- Born: 15 February 2000 (age 26) Tring England, United Kingdom

Gymnastics career
- Discipline: Women's artistic gymnastics
- Country represented: United Kingdom;
- Club: Sapphire School of Gymnastics
- Head coach: Steven Price
- Medal record
Representing United Kingdom
European Junior Championships
| Silver medal – second place | 2014 Sofia | Team |
Australian Youth Olympic Festival
| Gold medal – first place | 2013 Sydney | Balance Beam |
| Silver medal – second place | 2013 Sydney | Team |
| Silver medal – second place | 2013 Sydney | All-Around |

= Teal Grindle =

British artistic gymnast

Teal Grindle (born 15 February 2000) is a British artistic gymnast. She was part of the silver medal winning junior team at the 2014 European Junior Championships in Sofia, Bulgaria.

==Junior career==
===2013===
In January, Grindle competed at the Australian Youth Olympic Festival in Sydney. She was part of the silver medal winning team, she contributed scores on three apparatuses, on the vault Grindle scored 13.600, 12.266 on the uneven bars and 13.933 on the balance beam. She also won the all-around silver medal behind teammate Tyesha Mattis with a final score of 54.065 and became the balance beam champion with a score of 14.500.

In March, Grindle competed at the British Espoir Championships. She won the silver medal on uneven bars with a score of 12.850, the gold on the balance beam with 13.900 and shared first place with Catherine Lyons on the floor exercise with 13.900.

===2014===
In March Grindle competed at the British Championships, her first year as a junior. She won the silver medal in the all-around competition behind Amy Tinkler.

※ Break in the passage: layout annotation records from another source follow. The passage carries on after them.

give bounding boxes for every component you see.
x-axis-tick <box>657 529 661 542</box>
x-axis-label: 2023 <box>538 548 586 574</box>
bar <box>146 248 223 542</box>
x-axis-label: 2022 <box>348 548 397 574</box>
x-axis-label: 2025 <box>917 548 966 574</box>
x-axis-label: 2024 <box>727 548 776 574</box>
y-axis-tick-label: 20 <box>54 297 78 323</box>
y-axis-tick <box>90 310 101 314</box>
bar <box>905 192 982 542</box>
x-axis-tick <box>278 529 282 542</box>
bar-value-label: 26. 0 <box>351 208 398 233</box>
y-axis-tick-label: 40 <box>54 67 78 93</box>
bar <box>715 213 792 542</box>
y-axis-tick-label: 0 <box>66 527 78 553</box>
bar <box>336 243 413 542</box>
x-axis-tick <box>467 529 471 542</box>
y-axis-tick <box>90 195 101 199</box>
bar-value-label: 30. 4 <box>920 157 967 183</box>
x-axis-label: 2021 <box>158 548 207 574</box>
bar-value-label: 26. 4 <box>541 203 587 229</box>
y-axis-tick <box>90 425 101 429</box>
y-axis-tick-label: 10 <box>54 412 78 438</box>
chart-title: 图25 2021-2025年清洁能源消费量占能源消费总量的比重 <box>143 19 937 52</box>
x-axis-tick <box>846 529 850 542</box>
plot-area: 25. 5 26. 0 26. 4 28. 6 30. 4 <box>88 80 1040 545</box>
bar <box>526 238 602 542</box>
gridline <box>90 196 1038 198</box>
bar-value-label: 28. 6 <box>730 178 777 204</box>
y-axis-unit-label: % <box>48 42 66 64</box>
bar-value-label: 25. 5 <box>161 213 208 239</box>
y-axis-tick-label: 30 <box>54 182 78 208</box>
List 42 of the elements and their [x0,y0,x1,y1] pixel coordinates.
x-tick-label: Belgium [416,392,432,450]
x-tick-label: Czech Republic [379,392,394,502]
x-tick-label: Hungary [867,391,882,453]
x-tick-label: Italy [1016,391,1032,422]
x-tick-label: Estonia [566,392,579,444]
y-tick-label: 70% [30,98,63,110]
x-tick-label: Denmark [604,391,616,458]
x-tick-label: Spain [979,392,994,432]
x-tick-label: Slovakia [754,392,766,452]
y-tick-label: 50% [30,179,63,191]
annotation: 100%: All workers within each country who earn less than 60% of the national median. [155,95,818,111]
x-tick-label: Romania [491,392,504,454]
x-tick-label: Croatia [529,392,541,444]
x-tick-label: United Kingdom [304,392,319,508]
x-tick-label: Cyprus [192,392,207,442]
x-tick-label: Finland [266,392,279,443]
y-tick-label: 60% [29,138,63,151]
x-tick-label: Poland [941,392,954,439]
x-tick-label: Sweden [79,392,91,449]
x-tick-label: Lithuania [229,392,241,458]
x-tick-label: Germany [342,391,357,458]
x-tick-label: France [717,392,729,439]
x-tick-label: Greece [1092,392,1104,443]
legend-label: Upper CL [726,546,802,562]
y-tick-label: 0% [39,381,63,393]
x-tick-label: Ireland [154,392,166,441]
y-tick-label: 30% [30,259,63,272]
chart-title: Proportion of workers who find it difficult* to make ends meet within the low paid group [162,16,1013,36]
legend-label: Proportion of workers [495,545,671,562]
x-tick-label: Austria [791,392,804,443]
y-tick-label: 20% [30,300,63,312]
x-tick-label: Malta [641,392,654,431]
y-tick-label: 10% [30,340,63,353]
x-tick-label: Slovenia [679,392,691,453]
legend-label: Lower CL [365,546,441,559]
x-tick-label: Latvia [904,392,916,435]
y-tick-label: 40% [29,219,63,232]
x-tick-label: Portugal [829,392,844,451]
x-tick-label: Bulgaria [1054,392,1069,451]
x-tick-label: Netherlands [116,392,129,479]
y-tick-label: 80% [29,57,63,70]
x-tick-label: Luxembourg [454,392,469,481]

She scored 13.900 on the vault, 13.35 on the uneven bars, 13.800 on the balance beam and 13.350 on the floor exercise for a total on 54.400. She was fourth in the vault final scoring 13.700 for her first vault and 13.250 for her second for an averaged total of 13.475. Grindle won the bronze medal on the uneven bars with a score of 13.550 a gold medal on the balance beam with a score of 14.400 and a second bronze on the floor exercise with a score of 13.450.